You Can’t Put Light In A Box: Freedom’s Promise On A Dark Day

You Can’t Put Light In A Box: Freedom’s Promise On A Dark Day April 20, 2013

On Thursday, while there were still two young men terrorizing my neighborhood, I was in Virginia with all three kids.  We spent the day at Mount Vernon, George Washington’s estate.  Near the end of the day, we took an hour-long tour of the estate which focused on slave life at the plantation and Washington’s changing understanding of the institution.  Washington is a hero of ours, and hearing how he transitioned from an eleven year-old slave owner to a man who ultimately came to  see slavery as wrong and who freed his slaves at the end of his life was powerful.  And yet, as the president of the Constitutional Convention and faced with southern states who would not ratify the constitution without accommodations made for slavery, Washington said that if he had to chose between ending slavery and preserving the union, he would choose the union.

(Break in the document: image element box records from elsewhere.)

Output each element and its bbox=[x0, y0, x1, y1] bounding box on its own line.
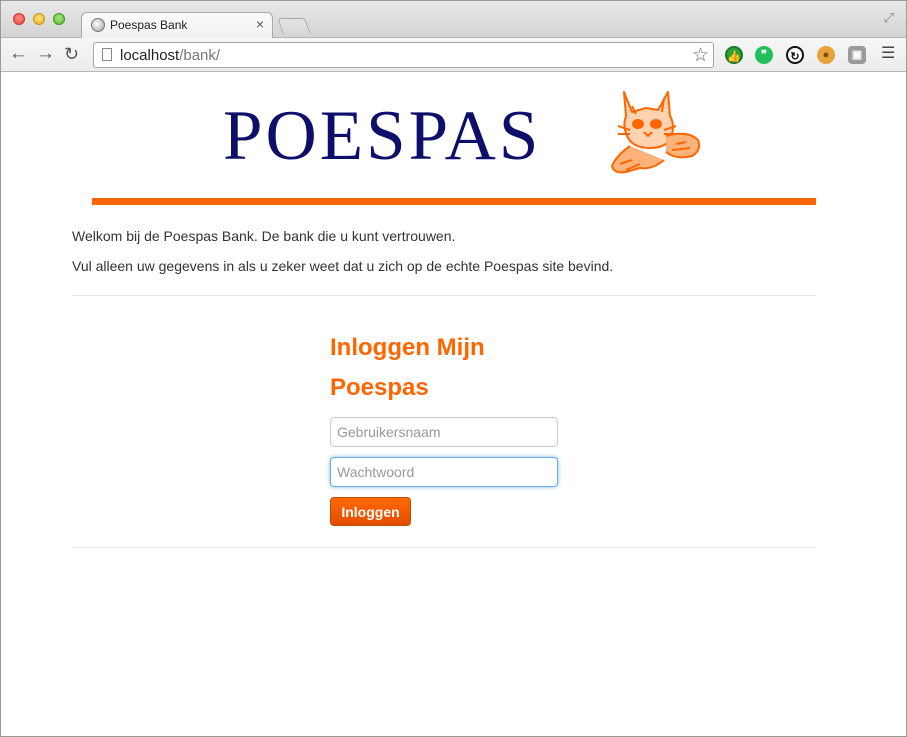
tab-close-icon[interactable]: × bbox=[256, 16, 264, 32]
browser-toolbar: ← → ↻ localhost/bank/ ☆ 👍 ❞ ↻ ● ▣ ☰ bbox=[1, 38, 906, 72]
favicon-icon bbox=[91, 18, 105, 32]
divider bbox=[72, 547, 816, 548]
tab-title: Poespas Bank bbox=[110, 18, 188, 32]
hangouts-extension-icon[interactable]: ❞ bbox=[755, 46, 773, 64]
page-icon bbox=[102, 48, 112, 61]
film-extension-icon[interactable]: ▣ bbox=[848, 46, 866, 64]
url-host: localhost bbox=[120, 47, 180, 64]
fullscreen-icon[interactable]: ⤢ bbox=[884, 10, 894, 26]
login-title: Inloggen Mijn Poespas bbox=[330, 334, 485, 401]
browser-window: Poespas Bank × ⤢ ← → ↻ localhost/bank/ ☆… bbox=[0, 0, 907, 737]
bookmark-star-icon[interactable]: ☆ bbox=[692, 44, 709, 67]
url-path: /bank/ bbox=[179, 47, 221, 64]
tab-poespas-bank[interactable]: Poespas Bank × bbox=[81, 12, 273, 38]
reload-icon[interactable]: ↻ bbox=[64, 43, 79, 65]
login-button[interactable]: Inloggen bbox=[330, 497, 411, 526]
kitten-logo-icon bbox=[611, 91, 701, 174]
cookie-extension-icon[interactable]: ● bbox=[817, 46, 835, 64]
thumbs-up-extension-icon[interactable]: 👍 bbox=[725, 46, 743, 64]
address-bar[interactable]: localhost/bank/ ☆ bbox=[93, 42, 714, 68]
poespas-logo: POESPAS bbox=[223, 97, 542, 175]
security-notice-text: Vul alleen uw gegevens in als u zeker we… bbox=[72, 258, 614, 274]
header-divider bbox=[92, 198, 816, 205]
window-close-button[interactable] bbox=[13, 13, 25, 25]
tab-strip: Poespas Bank × ⤢ bbox=[1, 1, 906, 38]
window-minimize-button[interactable] bbox=[33, 13, 45, 25]
page-content: POESPAS Welkom bij de Poespas Bank. De b… bbox=[1, 72, 906, 736]
new-tab-button[interactable] bbox=[277, 18, 311, 34]
sync-extension-icon[interactable]: ↻ bbox=[786, 46, 804, 64]
back-icon[interactable]: ← bbox=[9, 43, 28, 65]
welcome-text: Welkom bij de Poespas Bank. De bank die … bbox=[72, 228, 456, 244]
window-zoom-button[interactable] bbox=[53, 13, 65, 25]
url-text[interactable]: localhost/bank/ bbox=[120, 47, 220, 64]
password-input[interactable] bbox=[330, 457, 558, 487]
forward-icon[interactable]: → bbox=[36, 43, 55, 65]
divider bbox=[72, 295, 816, 296]
menu-icon[interactable]: ☰ bbox=[881, 46, 895, 62]
username-input[interactable] bbox=[330, 417, 558, 447]
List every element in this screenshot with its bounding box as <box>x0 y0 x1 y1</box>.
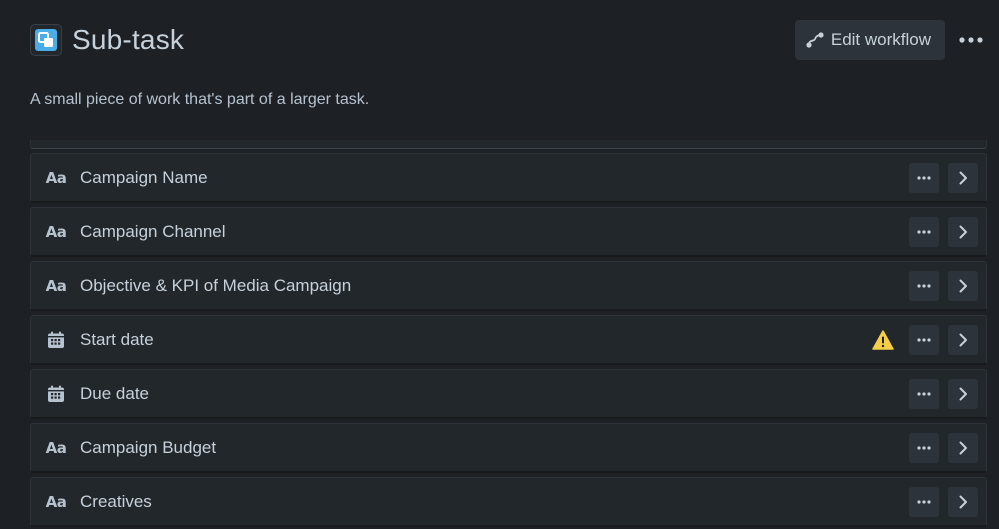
chevron-right-icon <box>959 171 967 184</box>
field-list: Aa Campaign Name Aa Campaign Channel Aa Objec… <box>30 140 987 527</box>
chevron-right-icon <box>959 387 967 400</box>
field-more-button[interactable] <box>909 270 939 301</box>
more-horizontal-icon <box>917 337 931 342</box>
calendar-icon <box>45 329 67 351</box>
field-label: Campaign Budget <box>80 437 217 457</box>
field-open-button[interactable] <box>948 216 978 247</box>
field-open-button[interactable] <box>948 486 978 517</box>
field-row[interactable]: Due date <box>30 369 987 419</box>
chevron-right-icon <box>959 333 967 346</box>
issue-type-page: Sub-task Edit workflow A small piece of … <box>0 0 999 529</box>
field-row[interactable]: Aa Objective & KPI of Media Campaign <box>30 261 987 311</box>
text-field-icon: Aa <box>45 276 67 295</box>
field-open-button[interactable] <box>948 162 978 193</box>
chevron-right-icon <box>959 279 967 292</box>
field-open-button[interactable] <box>948 378 978 409</box>
text-field-icon: Aa <box>45 492 67 511</box>
field-more-button[interactable] <box>909 162 939 193</box>
field-more-button[interactable] <box>909 486 939 517</box>
field-more-button[interactable] <box>909 378 939 409</box>
calendar-icon <box>45 383 67 405</box>
list-top-edge <box>30 140 987 149</box>
chevron-right-icon <box>959 495 967 508</box>
edit-workflow-label: Edit workflow <box>830 30 931 49</box>
workflow-icon <box>805 30 825 50</box>
field-row[interactable]: Aa Campaign Name <box>30 153 987 203</box>
field-label: Start date <box>80 329 154 349</box>
field-label: Creatives <box>80 491 152 511</box>
edit-workflow-button[interactable]: Edit workflow <box>794 20 945 60</box>
warning-icon[interactable] <box>871 328 895 352</box>
issue-type-description: A small piece of work that's part of a l… <box>30 91 370 108</box>
page-header: Sub-task Edit workflow <box>30 20 985 60</box>
chevron-right-icon <box>959 441 967 454</box>
more-horizontal-icon <box>917 283 931 288</box>
field-open-button[interactable] <box>948 432 978 463</box>
subtask-icon <box>30 24 62 56</box>
field-open-button[interactable] <box>948 324 978 355</box>
field-more-button[interactable] <box>909 216 939 247</box>
page-title: Sub-task <box>72 24 185 55</box>
more-horizontal-icon <box>917 445 931 450</box>
field-row[interactable]: Start date <box>30 315 987 365</box>
text-field-icon: Aa <box>45 438 67 457</box>
more-horizontal-icon <box>959 37 983 43</box>
more-horizontal-icon <box>917 391 931 396</box>
field-more-button[interactable] <box>909 432 939 463</box>
field-label: Campaign Name <box>80 167 208 187</box>
text-field-icon: Aa <box>45 168 67 187</box>
field-open-button[interactable] <box>948 270 978 301</box>
field-row[interactable]: Aa Campaign Channel <box>30 207 987 257</box>
field-label: Objective & KPI of Media Campaign <box>80 275 352 295</box>
field-label: Campaign Channel <box>80 221 226 241</box>
chevron-right-icon <box>959 225 967 238</box>
more-horizontal-icon <box>917 499 931 504</box>
field-more-button[interactable] <box>909 324 939 355</box>
field-row[interactable]: Aa Creatives <box>30 477 987 527</box>
field-label: Due date <box>80 383 149 403</box>
field-row[interactable]: Aa Campaign Budget <box>30 423 987 473</box>
more-horizontal-icon <box>917 175 931 180</box>
more-horizontal-icon <box>917 229 931 234</box>
text-field-icon: Aa <box>45 222 67 241</box>
more-options-button[interactable] <box>957 26 985 54</box>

A man who spent his life fighting for the principle that “all men are created are equal” wasn’t able to uphold that principle for the black men who laid down their lives fighting alongside him.  But, as our guide said as she ended our tour, “You can’t put words like that in a box.”

Let that rattle around in your spirit for a minute.  You can’t put words like that in a box.  

I woke up yesterday prepared to head home to Cambridge.  I wanted to be at home – with Jeff, with my friends and neighbors, with my city.  Then we heard the news that there was a terrorist on the loose.  We packed the car and started for home, wondering if we would make it all the way.

We stopped in DC to visit the National Archive and see the Declaration of Independence, the very document that had inspired Washington and that he ultimately failed to uphold.  As we bent over the parchment, I had tears in my eyes.  This document inspired a man to leave his home and beloved wife for more than half of their forty years of marriage.  This document inspired the enslaved people who escaped from his home.  Those words have inspired countless others for more than two centuries.  And they likely inspired the immigrant family whose sons ultimately chose to deny it’s powerful truth that all people are endowed by their Creator with the right to life, liberty and the pursuit of happiness.

Whatever those young mens’ intentions, though, you can’t put words like that in a box.

Before leaving town, we stopped at the MLK memorial.  In his I Have a Dream speech, he called the Declaration of Independence a promissory note.  He saw the evils of oppression all around, but he never lost faith in the promise of that great document.  Rephrasing a quote from a 19th century abolitionist, King confidently reminded the country that, “The arc of the moral universe is long, but it bends toward justice.”

His monument looks out across the tidal basin at the monument to Jefferson, author of the promissory Declaration.  Those men and their words form a conversation that spans time and triumphs over circumstance.

As I drove home yesterday, the kids kept asking if we were going to make it all the way home.  I told them that I didn’t know if we would make it all the way home to Daddy that night.  But eventually, one way or another, in this life or the next, we would absolutely make it all the way home.  My lack of fear was surprising for me, but I was unusually confident of the words written two thousand years ago by a friend of Jesus: “The light shines in the darkness, and the darkness has not overcome it.”

Terrorism and oppression and even death have no power over the truth of that.  Those words are louder than bombs.  You can’t kill them, and you can’t scare them off.  You can’t put light in a box.